On Mon, Feb 17, 2025 at 04:48:13PM +0100, Simona Vetter wrote:
> On Mon, Feb 17, 2025 at 11:04:45PM +0900, Alexandre Courbot wrote:
> > Hi everyone,
> > 
> > This short RFC is based on top of Danilo's initial driver stub series
> > [1] and has for goal to initiate discussions and hopefully some design
> > decisions using the simplest subdevice of the GPU (the timer) as an
> > example, before implementing more devices allowing the GPU
> > initialization sequence to progress (Falcon being the logical next step
> > so we can get the GSP rolling).
> > 
> > It is kept simple and short for that purpose, and to avoid bumping into
> > a wall with much more device code because my assumptions were incorrect.
> > 
> > This is my first time trying to write Rust kernel code, and some of my
> > questions below are probably due to me not understanding yet how to use
> > the core kernel interfaces. So before going further I thought it would
> > make sense to raise the most obvious questions that came to my mind
> > while writing this draft:
> > 
> > - Where and how to store subdevices. The timer device is currently a
> >   direct member of the GPU structure. It might work for GSP devices
> >   which are IIUC supposed to have at least a few fixed devices required
> >   to bring the GSP up ; but as a general rule this probably won't scale
> >   as not all subdevices are present on all GPU variants, or in the same
> >   numbers. So we will probably need to find an equivalent to the
> >   `subdev` linked list in Nouveau.
> > 
> > - BAR sharing between subdevices. Right now each subdevice gets access
> >   to the full BAR range. I am wondering whether we could not split it
> >   into the relevant slices for each-subdevice, and transfer ownership of
> >   each slice to the device that is supposed to use it.
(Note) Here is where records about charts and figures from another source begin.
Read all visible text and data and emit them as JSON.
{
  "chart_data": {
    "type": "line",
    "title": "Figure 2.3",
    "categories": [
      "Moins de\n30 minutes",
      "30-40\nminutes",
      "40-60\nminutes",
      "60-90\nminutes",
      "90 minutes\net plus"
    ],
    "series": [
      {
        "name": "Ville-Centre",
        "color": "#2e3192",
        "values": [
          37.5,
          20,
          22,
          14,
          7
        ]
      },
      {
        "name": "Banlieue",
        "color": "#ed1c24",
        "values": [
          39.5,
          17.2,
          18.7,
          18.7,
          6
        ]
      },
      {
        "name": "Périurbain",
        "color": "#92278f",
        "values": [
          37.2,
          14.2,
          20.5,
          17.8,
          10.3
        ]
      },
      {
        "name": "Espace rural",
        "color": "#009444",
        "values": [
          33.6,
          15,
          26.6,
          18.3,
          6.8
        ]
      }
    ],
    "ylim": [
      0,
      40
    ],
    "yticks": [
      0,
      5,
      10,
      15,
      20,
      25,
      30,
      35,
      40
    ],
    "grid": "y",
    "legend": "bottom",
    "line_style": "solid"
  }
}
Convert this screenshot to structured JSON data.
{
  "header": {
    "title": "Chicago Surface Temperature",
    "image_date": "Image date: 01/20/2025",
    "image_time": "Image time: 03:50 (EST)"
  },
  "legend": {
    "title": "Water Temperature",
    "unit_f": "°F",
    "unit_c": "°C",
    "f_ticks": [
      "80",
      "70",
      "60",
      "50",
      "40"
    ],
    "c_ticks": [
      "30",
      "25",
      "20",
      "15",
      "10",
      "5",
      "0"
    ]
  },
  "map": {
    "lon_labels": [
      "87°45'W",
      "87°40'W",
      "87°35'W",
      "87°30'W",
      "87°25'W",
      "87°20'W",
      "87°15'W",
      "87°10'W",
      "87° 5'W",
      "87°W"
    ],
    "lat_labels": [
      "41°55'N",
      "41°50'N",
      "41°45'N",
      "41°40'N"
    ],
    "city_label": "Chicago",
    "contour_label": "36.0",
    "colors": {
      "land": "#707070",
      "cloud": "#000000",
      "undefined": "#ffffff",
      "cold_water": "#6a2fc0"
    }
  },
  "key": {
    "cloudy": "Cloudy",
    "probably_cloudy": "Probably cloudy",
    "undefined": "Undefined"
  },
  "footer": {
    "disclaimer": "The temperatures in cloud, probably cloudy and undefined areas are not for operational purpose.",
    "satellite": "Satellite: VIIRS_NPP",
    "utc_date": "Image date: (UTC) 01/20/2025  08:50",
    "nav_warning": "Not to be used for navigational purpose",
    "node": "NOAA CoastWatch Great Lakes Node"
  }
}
That way each
> >   register would have a single owner, which is arguably safer - but
> >   maybe not as flexible as we will need down the road?
> > 
> > - On a related note, since the BAR is behind a Devres its availability
> >   must first be secured before any hardware access using try_access().
> >   Doing this on a per-register or per-operation basis looks overkill, so
> >   all methods that access the BAR take a reference to it, allowing to
> >   call try_access() from the highest-level caller and thus reducing the
> >   number of times this needs to be performed. Doing so comes at the cost
> >   of an extra argument to most subdevice methods ; but also with the
> >   benefit that we don't need to put the BAR behind another Arc and share
> >   it across all subdevices. I don't know which design is better here,
> >   and input would be very welcome.
> > 
> > - We will probably need sometime like a `Subdevice` trait or something
> >   down the road, but I'll wait until we have more than one subdevice to
> >   think about it.
> 
> It might make sense to go with a full-blown aux bus. Gives you a lot of
> structures and answers to these questions, but also might be way too much.

No, it's not too much, that's exactly what the auxbus code is for
(splitting a real device into child ones where they all share the same
physical resources.)  So good suggestion.